Two other shifts matter: memory and tooling. Memory is moving from novelty to substrate. Assistants that retain preferences and task history across sessions change UI from “ask-and-answer” to “anticipate-and-compose.” OpenAI’s memory controls are one concrete example. On the tooling side, the Model Context Protocol (MCP) is becoming the standard way to wire assistants into live data and actions so that UI elements can be generated on demand with real context instead of generic templates. And yes… our oldest telemetry still matters: signals like “likes” remain remarkably predictive of what to surface next, which is why preference capture continues to anchor personalization pipelines.
Hardware is feeling its way toward ambient, context-aware UX. Wearables like Rabbit R1 and (the now defunct) Humane AI Pin tried to externalize the assistant into a pocketable form factor (rough beginnings). Still, they helped shake out speech-first and camera-first interaction (and the cost of weak task completion). Meanwhile, reports on Jony Ive and Sam Altman exploring an AI device underscore a broader appetite for purpose-built hardware that can perceive context and adapt UI in real time. Expect more experiments here; the winners will be the ones that convert perception → policy → action without burning user trust.

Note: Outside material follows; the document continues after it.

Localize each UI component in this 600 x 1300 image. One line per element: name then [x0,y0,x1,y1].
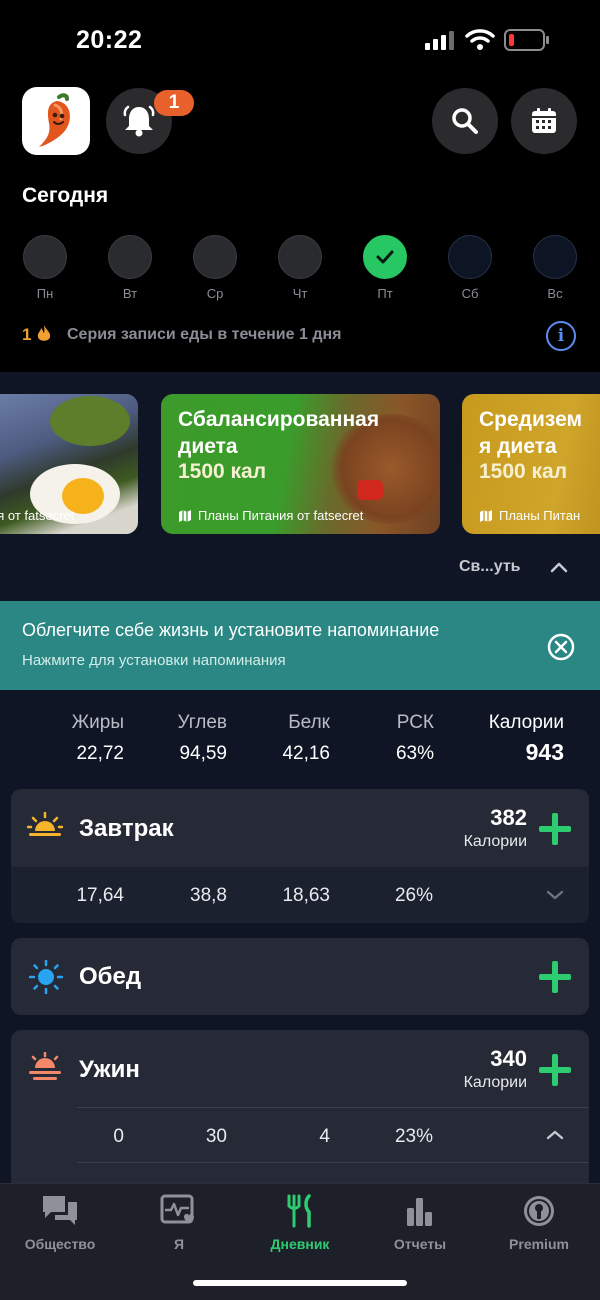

What this could look like…. is in a simulated demo I had created and demo’ed at Render. Take a look at the video above.
Looking Down The Road
The future of UI/UX isn’t louder or more expressive interfaces… it’s about quieter intent. The best solutions will be the one you don’t even know is there.
When systems perceive context, remember across sessions, and act with restraint, the interface fades into the background and the task comes forward. That’s the heart of JIT UI/UX: reduce time-to-intent, not add spectacle. We don’t need a wall of widgets or mid-air calisthenics. We need micro-interfaces that appear when evidence is strong, vanish when it isn’t, and always explain themselves.
If you’re building toward this, start small and concrete. Instrument time-to-intent. Capture macro → micro → you → now signals. Add persistent memory with clear and precise controls. Define adaptation policies (and fallbacks). Make every change explainable and always overridable. Ship one adaptive interface, learn from the data, expand. The teams that do this well will earn something rare in software: an interface that gets out of the way and still has your back.